*José Carlos Alcântara
Todo o dinheiro público que escorre em pagamentos de propinas, sobrepreços e má execução de obras causando o enriquecimento ilícito, é só uma ponta do iceberg, apenas o cheiro do ralo. As instituições que teriam condições de combater a corrupção, estão de fato comprometidas de tal forma, que esse problema está agora enraizado em praticamente todos os setores da vida pública brasileira.
O roteiro já foi mapeado há muito tempo através do laudos das fraudes elaborados pela Polícia Federal. Costuma-se dizer no jargão policial, que todos já estão cansados de ver o modus operandi dos criminosos. Esse caminho pode ser dividido em quatro etapas:
- Elaboração inicial de um projeto “viciado” para execução de obras;
- Lobby e propina para os políticos o incluírem nos recursos dos orçamentos públicos;
- Execução combinada da licitação para o favorecimento de empresas;
- Alterações no projeto para lucrar com os “adicionais” do custo da obra.
Há muitos peritos trabalhando atualmente em todas regiões do país, produzindo centenas de laudos por ano e fazendo levantamentos elaborados em vários municípios, dentro do Instituto Nacional de Criminalística da Polícia Federal, que apontam para um número surpreendente: a cada R$ 3 investigados em obras, pelo menos R$ 1 tem o seu desvio comprovado, equivalentes a bilhões de reais apresentando irregularidades, com as suas maiores fontes de recursos sendo provenientes do governo federal.
Há preços acima do mercado nos projetos (sobrepreço), superfaturamento (pagamento de valores acima do contrato) e obras pagas mas jamais executadas, que são os principais problemas. As edificações e as reformas de prédios públicos, postos de saúde e a construção de casas populares, lideram as fraudes, seguidas por obras de saneamento básico e pela construção de estradas.
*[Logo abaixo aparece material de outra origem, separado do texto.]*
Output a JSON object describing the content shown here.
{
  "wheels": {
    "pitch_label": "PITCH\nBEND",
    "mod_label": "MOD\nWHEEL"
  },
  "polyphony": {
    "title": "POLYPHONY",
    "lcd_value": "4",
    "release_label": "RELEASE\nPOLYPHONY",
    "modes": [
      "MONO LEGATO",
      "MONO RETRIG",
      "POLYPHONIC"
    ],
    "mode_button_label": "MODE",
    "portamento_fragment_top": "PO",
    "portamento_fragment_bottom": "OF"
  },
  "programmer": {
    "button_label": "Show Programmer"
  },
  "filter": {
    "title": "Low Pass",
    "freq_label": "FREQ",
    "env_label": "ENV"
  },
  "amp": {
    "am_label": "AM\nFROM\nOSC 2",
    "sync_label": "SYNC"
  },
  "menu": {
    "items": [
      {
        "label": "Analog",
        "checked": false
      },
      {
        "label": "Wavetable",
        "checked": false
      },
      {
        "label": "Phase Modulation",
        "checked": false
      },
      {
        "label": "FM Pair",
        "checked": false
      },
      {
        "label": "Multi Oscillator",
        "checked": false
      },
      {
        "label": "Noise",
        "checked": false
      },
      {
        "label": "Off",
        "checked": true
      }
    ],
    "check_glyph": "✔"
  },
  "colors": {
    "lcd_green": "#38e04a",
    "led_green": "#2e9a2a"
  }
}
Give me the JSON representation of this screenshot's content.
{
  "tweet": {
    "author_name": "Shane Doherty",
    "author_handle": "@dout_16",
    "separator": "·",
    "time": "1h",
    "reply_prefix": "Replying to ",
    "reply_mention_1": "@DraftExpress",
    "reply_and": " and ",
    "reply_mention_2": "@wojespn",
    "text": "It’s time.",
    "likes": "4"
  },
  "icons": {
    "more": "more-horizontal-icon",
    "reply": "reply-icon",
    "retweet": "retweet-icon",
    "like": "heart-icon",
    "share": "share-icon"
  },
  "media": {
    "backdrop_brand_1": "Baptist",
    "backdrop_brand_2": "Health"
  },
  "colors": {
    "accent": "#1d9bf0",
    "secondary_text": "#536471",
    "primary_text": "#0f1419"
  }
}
A corrupção não é uma exclusividade do Brasil, mas aos poucos estamos conseguindo chegar ao seu foco. As licitações públicas por exemplo, são quase sempre uma questão de negociatas. As pessoas admitem que para ganhar podem ter que pagar algo por fora.
Mas, a dificuldade de se descobrir isso, é que há muitos bloqueios para se chegar a esses níveis de corrupção, porque há muita esperteza para impossibilitar se descobrir como precificar e classificar esses delitos. Se assim não fosse, como é que se poderia ganhar tanto dinheiro com os malfeitos?
A ONG Transparência Brasil enfatiza que há um excesso de lacunas legislativas que favorece a corrupção. Mas o monstro também é alimentado pela quase completa falta de controle sobre a administração e fiscalização do dinheiro público. Se a ocasião faz o ladrão, o Brasil é um país cheio de boas ocasiões. Pois, mesmo que leis sejam criadas, não resolvem nada sozinhas se não forem acompanhadas da fiscalização.
Uma grande usina da corrupção é a facilidade para se ocupar e distribuir cargos. O peso das assembleias legislativas e câmaras de vereadores nas negociações políticas, é a distribuição de cargos públicos. Mesmo que hajam muitos corruptos apanhados, poucos estão na cadeia e continuam a fomentar o nível de crescimento da corrupção em toda a administração pública.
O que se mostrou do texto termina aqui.